# Variational Recurrent Neural Network (VRNN) with Pytorch

References:
A Recurrent Latent Variable Model for Sequential Data [arXiv:1506.02216]
phreeza’s tensorflow-vrnn for sine waves (github)

Check the code here .

Figure. VRNN text generation trained on Shakespeare’s works.

For an introduction on Variational Autoencoder (VAE) check this post. VAE contains two types of layers: deterministic layers, and stochastic latent layers. Stochastic nature is mimic by the reparameterization trick, plus a random number generator.

VRNN, as suggested by the name, introduces a third type of layer: hidden layers (or recurrent layers). Hidden layers has sequential dependence on its previous timestep, thus we could model time series data.

## Network structure

In the discuss following, x is training data ( randomly chosen from the training set), h is hidden state, and z is latent state (randomly sampled from its prior distribution). Subscripts indicates the time sequence.
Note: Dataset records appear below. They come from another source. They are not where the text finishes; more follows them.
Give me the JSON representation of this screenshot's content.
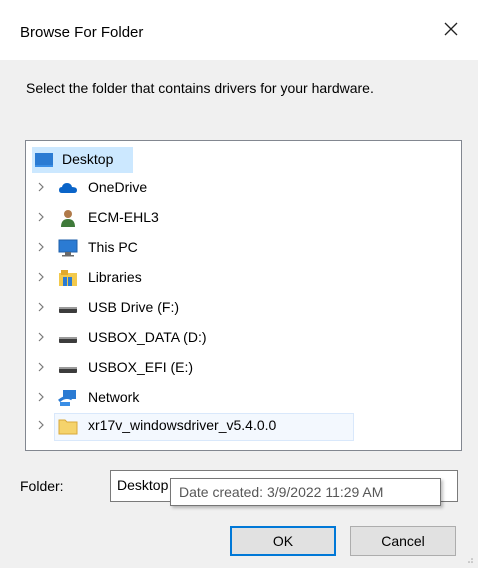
{
  "dialog": {
    "title": "Browse For Folder",
    "instruction": "Select the folder that contains drivers for your hardware."
  },
  "tree": {
    "items": [
      {
        "label": "Desktop",
        "icon": "desktop-icon",
        "selected": true
      },
      {
        "label": "OneDrive",
        "icon": "cloud-icon"
      },
      {
        "label": "ECM-EHL3",
        "icon": "user-icon"
      },
      {
        "label": "This PC",
        "icon": "computer-icon"
      },
      {
        "label": "Libraries",
        "icon": "libraries-icon"
      },
      {
        "label": "USB Drive (F:)",
        "icon": "drive-icon"
      },
      {
        "label": "USBOX_DATA (D:)",
        "icon": "drive-icon"
      },
      {
        "label": "USBOX_EFI (E:)",
        "icon": "drive-icon"
      },
      {
        "label": "Network",
        "icon": "network-icon"
      },
      {
        "label": "xr17v_windowsdriver_v5.4.0.0",
        "icon": "folder-icon",
        "hover": true
      }
    ]
  },
  "folder": {
    "label": "Folder:",
    "value": "Desktop"
  },
  "tooltip": {
    "text": "Date created: 3/9/2022 11:29 AM"
  },
  "buttons": {
    "ok": "OK",
    "cancel": "Cancel"
  },
  "colors": {
    "selection": "#cce8ff",
    "accent": "#0078d7"
  }
}
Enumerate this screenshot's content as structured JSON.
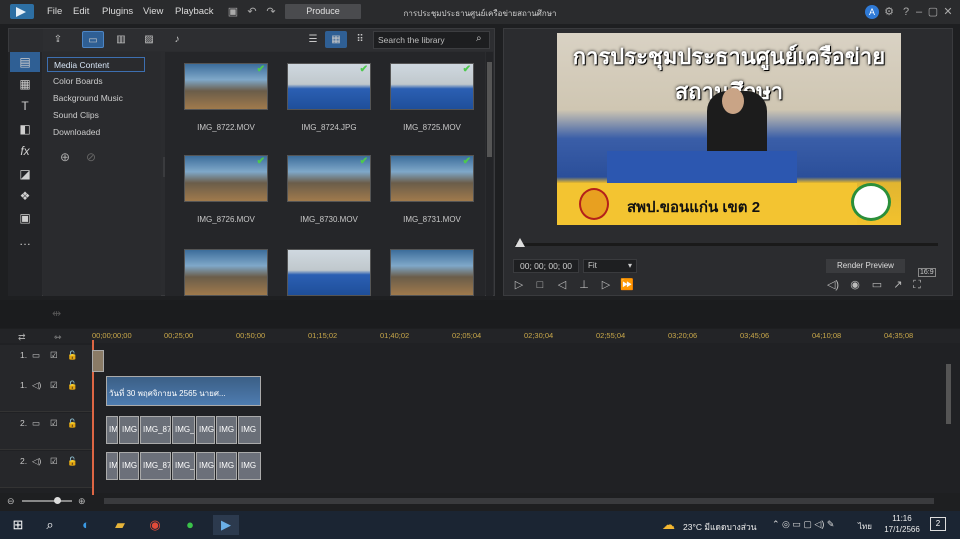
{
  "window": {
    "title": "การประชุมประธานศูนย์เครือข่ายสถานศึกษา",
    "produce_label": "Produce"
  },
  "menu": [
    "File",
    "Edit",
    "Plugins",
    "View",
    "Playback"
  ],
  "library": {
    "search_placeholder": "Search the library",
    "categories": [
      {
        "label": "Media Content",
        "selected": true
      },
      {
        "label": "Color Boards"
      },
      {
        "label": "Background Music"
      },
      {
        "label": "Sound Clips"
      },
      {
        "label": "Downloaded"
      }
    ],
    "items": [
      {
        "label": "IMG_8722.MOV",
        "style": "room"
      },
      {
        "label": "IMG_8724.JPG",
        "style": "blue"
      },
      {
        "label": "IMG_8725.MOV",
        "style": "blue"
      },
      {
        "label": "IMG_8726.MOV",
        "style": "room"
      },
      {
        "label": "IMG_8730.MOV",
        "style": "room"
      },
      {
        "label": "IMG_8731.MOV",
        "style": "room"
      },
      {
        "label": "",
        "style": "room"
      },
      {
        "label": "",
        "style": "blue"
      },
      {
        "label": "",
        "style": "room"
      }
    ]
  },
  "preview": {
    "banner_title": "การประชุมประธานศูนย์เครือข่ายสถานศึกษา",
    "banner_sub": "สพป.ขอนแก่น เขต 2",
    "timecode": "00; 00; 00; 00",
    "fit": "Fit",
    "render_label": "Render Preview",
    "aspect": "16:9"
  },
  "timeline": {
    "ruler": [
      "00;00;00;00",
      "00;25;00",
      "00;50;00",
      "01;15;02",
      "01;40;02",
      "02;05;04",
      "02;30;04",
      "02;55;04",
      "03;20;06",
      "03;45;06",
      "04;10;08",
      "04;35;08"
    ],
    "tracks": [
      {
        "label": "1."
      },
      {
        "label": "1."
      },
      {
        "label": "2."
      },
      {
        "label": "2."
      }
    ],
    "audio_clip": "วันที่ 30 พฤศจิกายน 2565 นายศ...",
    "video_clips": [
      "IMG",
      "IMG",
      "IMG_87",
      "IMG_87",
      "IMG",
      "IMG",
      "IMG",
      "IMG"
    ]
  },
  "taskbar": {
    "weather": "23°C  มีแดดบางส่วน",
    "lang": "ไทย",
    "time": "11:16",
    "date": "17/1/2566",
    "notif": "2"
  }
}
The figure below is from Chung’s paper. I found names a bit confusing, so I renamed them.

The notations mentioned so far are quite abstract, but it is enough to understand what is going on. There are four core sub components in the network.
– Encoder net:  $x_{t} + h_{t-1} -> z_{t}$  (used only in training)
– RNN net: $x_{t} + z_{t} + h_{t-1} -> h_{t}$ (could use any kind of RNN)
– Decoder net: $z_{t} + h_{t-1} -> x_{t}$ (reconstruct $x_{t}$, not $x_{t+1}$!)
– Prior net: $h_{t-1} -> z_{t}$

### 1. Generation phase (after training)

Only the last three components are used after training. To generate new sequences, we repeat the follow cycle, starting with an initial $h_0$.
– Sample $z_1$ using hyper-parameters from Prior net
– Get/sample $x_1$ from decoder net
– Get $h_1$ from RNN net, for use in the next cycle

In the second step, whether we get a deterministic output, or sample a stochastic one depends on autoencoder-decoder net design. In Chung’s paper, he used an Univariate Gaussian Model autoencoder-decoder, which is irrelevant to the variational design.

### 2. Training phase

During training we have only sequential data $x$ at hand. And the goal is to reconstruct $x$ at the output. To do this, the encoder net is introduced. Here, we assume sampling z from `Prior net` is equivalent to sampling $x$ and then encoding it. As both Prior net and encoder net output hyper parameters, this assumption is equivalent to say they should output the identical hyperparameters. So in the training phase z is sampled using hyperparameters from the encoder net instead. The validity of the assumption is expressed in a KL divergence between the encoder distribution and the prior distribution.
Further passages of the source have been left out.